Switching Bank Accounts
Switching bank accounts is a relatively simple process, but one that many consumers tend not to do, usually down to a sense of loyalty to the banks they bank with.
Bank accounts are a little like car insurance, riddled with great offers for new customers and often not the best deals for existing ones. Throughout the year providers will offer cashback for switching accounts, as much as £100 in some cases, and will also offer better interest rates on accounts in credit for new customers.
Consumers have historically found switching bank accounts to be a difficult process, with many gas, water and electricity companies dragging their heels when changing direct debits, and the old banks tending not to send details to the new banks immediately.
This has changed recently, and banks must now release to the new bank all the information needed to switch account in less than 3 days, with the average account fully transferred in eight days.
Banks will offer to move all your direct debits from your old account free of charge, as an incentive to open a new account and because you are more likely to use your new account if you have your direct debits transferred for you.

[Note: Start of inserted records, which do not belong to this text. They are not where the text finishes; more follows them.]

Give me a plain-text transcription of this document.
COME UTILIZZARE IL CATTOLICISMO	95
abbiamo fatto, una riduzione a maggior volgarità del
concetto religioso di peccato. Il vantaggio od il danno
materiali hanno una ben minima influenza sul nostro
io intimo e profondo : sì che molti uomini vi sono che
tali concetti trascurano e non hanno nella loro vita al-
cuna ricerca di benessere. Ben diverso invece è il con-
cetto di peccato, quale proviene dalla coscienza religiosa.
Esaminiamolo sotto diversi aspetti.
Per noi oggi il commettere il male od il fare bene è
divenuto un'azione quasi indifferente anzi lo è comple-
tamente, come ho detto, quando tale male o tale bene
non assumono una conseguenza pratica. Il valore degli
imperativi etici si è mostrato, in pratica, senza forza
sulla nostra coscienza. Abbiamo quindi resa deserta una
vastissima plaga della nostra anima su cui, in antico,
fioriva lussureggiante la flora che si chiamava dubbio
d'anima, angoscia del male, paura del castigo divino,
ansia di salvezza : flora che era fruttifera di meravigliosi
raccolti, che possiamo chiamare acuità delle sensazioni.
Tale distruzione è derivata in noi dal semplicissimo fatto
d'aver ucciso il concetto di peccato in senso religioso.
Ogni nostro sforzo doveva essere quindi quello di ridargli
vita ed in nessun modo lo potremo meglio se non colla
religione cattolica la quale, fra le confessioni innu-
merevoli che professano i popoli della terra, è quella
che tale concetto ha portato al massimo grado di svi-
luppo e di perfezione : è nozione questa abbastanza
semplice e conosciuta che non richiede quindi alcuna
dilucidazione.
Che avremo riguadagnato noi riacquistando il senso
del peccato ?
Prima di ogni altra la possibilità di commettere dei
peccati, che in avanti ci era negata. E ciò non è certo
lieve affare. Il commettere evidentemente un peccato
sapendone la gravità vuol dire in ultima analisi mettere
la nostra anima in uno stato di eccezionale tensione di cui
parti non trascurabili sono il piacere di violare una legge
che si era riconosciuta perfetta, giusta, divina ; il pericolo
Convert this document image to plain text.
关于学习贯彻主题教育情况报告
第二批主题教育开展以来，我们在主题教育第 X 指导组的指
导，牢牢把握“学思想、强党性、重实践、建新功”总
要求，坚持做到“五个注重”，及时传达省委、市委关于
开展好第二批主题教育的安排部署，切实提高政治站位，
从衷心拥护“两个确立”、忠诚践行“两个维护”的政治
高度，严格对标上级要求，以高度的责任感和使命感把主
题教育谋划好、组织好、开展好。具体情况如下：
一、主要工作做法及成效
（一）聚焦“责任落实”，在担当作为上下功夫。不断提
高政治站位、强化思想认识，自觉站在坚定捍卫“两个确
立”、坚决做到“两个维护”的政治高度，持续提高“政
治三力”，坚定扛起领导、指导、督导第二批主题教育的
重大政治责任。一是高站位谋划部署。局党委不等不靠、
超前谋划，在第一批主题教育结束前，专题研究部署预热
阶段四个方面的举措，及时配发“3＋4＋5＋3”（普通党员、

When choosing to compare bank accounts, be sure to weigh up all the options available to you. Customer service is always important and you’ll want to make sure you’re looked after if anything goes wrong.
Use our reviews to assess the quality of service offered by the bank before moving to them. It’s also worth looking at the bonus for moving to the account, which can be anything from cashback to free breakdown cover for a year.
It is also worth looking at the interest rate offered on credit balances and charged on overdrafts. If your account is nearly always in credit, you will want an account with good credit interest. If you are always in overdraft, look out for accounts that offer free overdrafts, and no fees if you exceed that overdraft.
Some offers are subject to paying in a minimum amount each month, so be sure to read the terms and conditions before switching.